NUMERICAL MODELING OF TEMPERATURE EFFECTS ON ELASTO-VISCOUS FOLDING


JENSEN, Luke A.1, PATERSON, Scott R.1, HOBBS, Bruce E.2, ORD, Alison2 and ZHANG, Yanhua2, (1)Department of Earth Sciences, Univ of Southern California, Los Angeles, CA 90089-0740, (2)Australian Geodynamics Cooperative Research Centre, CSIRO Exploration & Mining, PO Box 1130, Bentley, WA, 6102, Australia, lajensen@earth.usc.edu

Classic, Biot-style, single-layer fold models do an excellent job of predicting dominant fold wavelengths during buckling of simple materials. Naturally deformed folds in geologic materials, however, rarely display the regularity and periodicity of such idealized models. To date, no satisfactory theory exists that adequately elucidates the folding process. Recent work suggesting that viscosity contrasts in nature may be too low to generate folding via a competence contrast mechanism indicates even more need for refinement.

One approach is to acknowledge the complexity of the evolving fold system and the necessity of incorporating multiple processes and boundary conditions to produce and govern folding. Of the myriad of possible variables to begin with, temperature was chosen as a primary influence since it directly affects fold system rheology, deformation mechanisms, and metamorphic dynamics. As folds record the history of these operators, if correctly understood, they present a fundamental way of understanding a deforming system.

A temperature-dependent viscosity constitutive equation was implemented into a numerical, finite-difference model in order to analyze its effect on fold development.
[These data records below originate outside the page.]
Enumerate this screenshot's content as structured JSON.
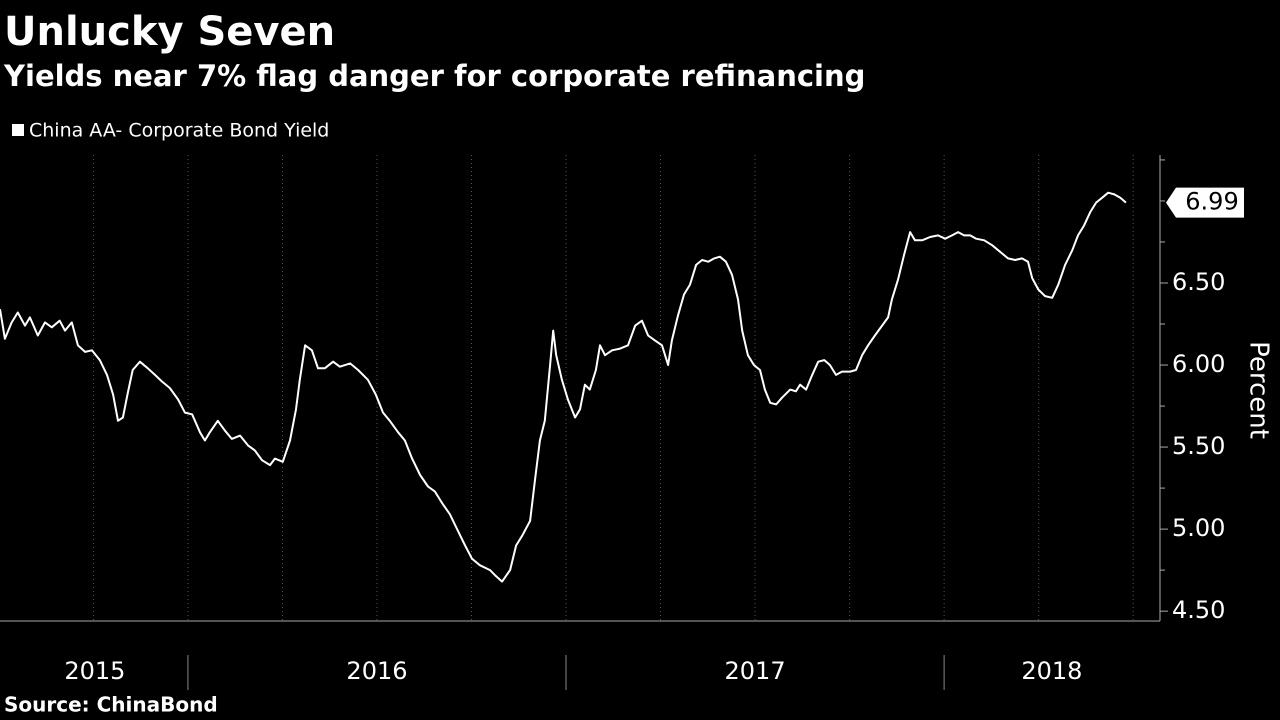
{
  "chart_data": {
    "type": "line",
    "title": "Unlucky Seven",
    "subtitle": "Yields near 7% flag danger for corporate refinancing",
    "y_label": "Percent",
    "source": "Source: ChinaBond",
    "xlim": [
      2015.503,
      2018.571
    ],
    "ylim": [
      4.44,
      7.28
    ],
    "yticks": [
      {
        "value": 4.5,
        "label": "4.50"
      },
      {
        "value": 5.0,
        "label": "5.00"
      },
      {
        "value": 5.5,
        "label": "5.50"
      },
      {
        "value": 6.0,
        "label": "6.00"
      },
      {
        "value": 6.5,
        "label": "6.50"
      }
    ],
    "minor_yticks": [
      4.75,
      5.25,
      5.75,
      6.25,
      6.75,
      7.0,
      7.25
    ],
    "xticks": [
      2016,
      2017,
      2018
    ],
    "xgrid": [
      2015.75,
      2016.25,
      2016.5,
      2016.75,
      2017.25,
      2017.5,
      2017.75,
      2018.25,
      2018.5
    ],
    "xlabels": [
      {
        "value": 2015.754,
        "label": "2015"
      },
      {
        "value": 2016.5,
        "label": "2016"
      },
      {
        "value": 2017.5,
        "label": "2017"
      },
      {
        "value": 2018.285,
        "label": "2018"
      }
    ],
    "grid": true,
    "series": [
      {
        "name": "China AA- Corporate Bond Yield",
        "color": "#ffffff",
        "x": [
          2015.503,
          2015.516,
          2015.534,
          2015.55,
          2015.569,
          2015.582,
          2015.603,
          2015.622,
          2015.64,
          2015.661,
          2015.675,
          2015.693,
          2015.709,
          2015.728,
          2015.746,
          2015.767,
          2015.786,
          2015.802,
          2015.815,
          2015.828,
          2015.841,
          2015.854,
          2015.873,
          2015.894,
          2015.913,
          2015.931,
          2015.952,
          2015.974,
          2015.992,
          2016.011,
          2016.032,
          2016.045,
          2016.058,
          2016.079,
          2016.098,
          2016.116,
          2016.138,
          2016.159,
          2016.177,
          2016.196,
          2016.217,
          2016.23,
          2016.251,
          2016.27,
          2016.286,
          2016.296,
          2016.31,
          2016.328,
          2016.344,
          2016.362,
          2016.384,
          2016.402,
          2016.429,
          2016.45,
          2016.476,
          2016.497,
          2016.516,
          2016.534,
          2016.556,
          2016.574,
          2016.593,
          2016.614,
          2016.635,
          2016.653,
          2016.672,
          2016.693,
          2016.714,
          2016.733,
          2016.751,
          2016.772,
          2016.799,
          2016.812,
          2016.831,
          2016.852,
          2016.868,
          2016.884,
          2016.905,
          2016.918,
          2016.931,
          2016.944,
          2016.958,
          2016.966,
          2016.974,
          2016.989,
          2017.005,
          2017.024,
          2017.037,
          2017.05,
          2017.063,
          2017.079,
          2017.09,
          2017.103,
          2017.122,
          2017.143,
          2017.164,
          2017.183,
          2017.201,
          2017.217,
          2017.235,
          2017.254,
          2017.27,
          2017.28,
          2017.296,
          2017.312,
          2017.328,
          2017.344,
          2017.36,
          2017.376,
          2017.392,
          2017.407,
          2017.423,
          2017.439,
          2017.455,
          2017.466,
          2017.481,
          2017.497,
          2017.513,
          2017.526,
          2017.54,
          2017.556,
          2017.571,
          2017.593,
          2017.608,
          2017.619,
          2017.635,
          2017.651,
          2017.667,
          2017.683,
          2017.698,
          2017.714,
          2017.73,
          2017.751,
          2017.767,
          2017.783,
          2017.799,
          2017.817,
          2017.836,
          2017.852,
          2017.862,
          2017.878,
          2017.894,
          2017.91,
          2017.923,
          2017.942,
          2017.963,
          2017.984,
          2018.003,
          2018.021,
          2018.037,
          2018.053,
          2018.069,
          2018.085,
          2018.106,
          2018.127,
          2018.148,
          2018.169,
          2018.188,
          2018.206,
          2018.222,
          2018.233,
          2018.249,
          2018.267,
          2018.286,
          2018.302,
          2018.32,
          2018.339,
          2018.354,
          2018.37,
          2018.386,
          2018.402,
          2018.418,
          2018.434,
          2018.45,
          2018.466,
          2018.481
        ],
        "values": [
          6.34,
          6.16,
          6.26,
          6.32,
          6.24,
          6.29,
          6.18,
          6.26,
          6.23,
          6.27,
          6.21,
          6.26,
          6.12,
          6.08,
          6.09,
          6.03,
          5.94,
          5.82,
          5.66,
          5.68,
          5.83,
          5.97,
          6.02,
          5.98,
          5.94,
          5.9,
          5.86,
          5.79,
          5.71,
          5.7,
          5.59,
          5.54,
          5.59,
          5.66,
          5.6,
          5.55,
          5.57,
          5.51,
          5.48,
          5.42,
          5.39,
          5.43,
          5.41,
          5.54,
          5.73,
          5.91,
          6.12,
          6.09,
          5.98,
          5.98,
          6.02,
          5.99,
          6.01,
          5.97,
          5.91,
          5.82,
          5.71,
          5.66,
          5.59,
          5.54,
          5.43,
          5.33,
          5.26,
          5.23,
          5.16,
          5.09,
          4.99,
          4.9,
          4.82,
          4.78,
          4.75,
          4.72,
          4.68,
          4.75,
          4.9,
          4.96,
          5.05,
          5.3,
          5.54,
          5.66,
          6.0,
          6.21,
          6.06,
          5.91,
          5.79,
          5.68,
          5.73,
          5.88,
          5.85,
          5.97,
          6.12,
          6.06,
          6.09,
          6.1,
          6.12,
          6.24,
          6.27,
          6.18,
          6.15,
          6.12,
          6.0,
          6.15,
          6.3,
          6.43,
          6.49,
          6.61,
          6.64,
          6.63,
          6.65,
          6.66,
          6.63,
          6.55,
          6.4,
          6.21,
          6.06,
          6.0,
          5.97,
          5.85,
          5.77,
          5.76,
          5.8,
          5.85,
          5.84,
          5.88,
          5.85,
          5.94,
          6.02,
          6.03,
          6.0,
          5.94,
          5.96,
          5.96,
          5.97,
          6.06,
          6.12,
          6.18,
          6.24,
          6.29,
          6.4,
          6.52,
          6.67,
          6.81,
          6.76,
          6.76,
          6.78,
          6.79,
          6.77,
          6.79,
          6.81,
          6.79,
          6.79,
          6.77,
          6.76,
          6.73,
          6.69,
          6.65,
          6.64,
          6.65,
          6.63,
          6.53,
          6.46,
          6.42,
          6.41,
          6.49,
          6.61,
          6.7,
          6.79,
          6.85,
          6.93,
          6.99,
          7.02,
          7.05,
          7.04,
          7.02,
          6.99
        ]
      }
    ]
  }
}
A Maxwell elasto-viscous layer embedded in a similar matrix was chosen because elastic or viscous behavior alone is not geologically realistic over a broad range of deforming conditions. Initial models were run at constant temperature, while subsequent runs included a “stepped” temperature increase or decrease during shortening. By effectively changing competence contrast, temperature was found to affect whether fold behaviour was elastic- or viscous-dominated, at what bulk shortening fold amplification began, what dominant wavelengths developed, and produced different strain patterns and varied folding mechanisms. While still requiring large competence contrasts to generate high-amplitude folds, temperature appears to exert a primary control on fold evolution. Other mechanisms, such as the anisotropy inherent in layering, foliation development, or on the grain-scale, must be important if large viscosity contrasts are not geologically reasonable.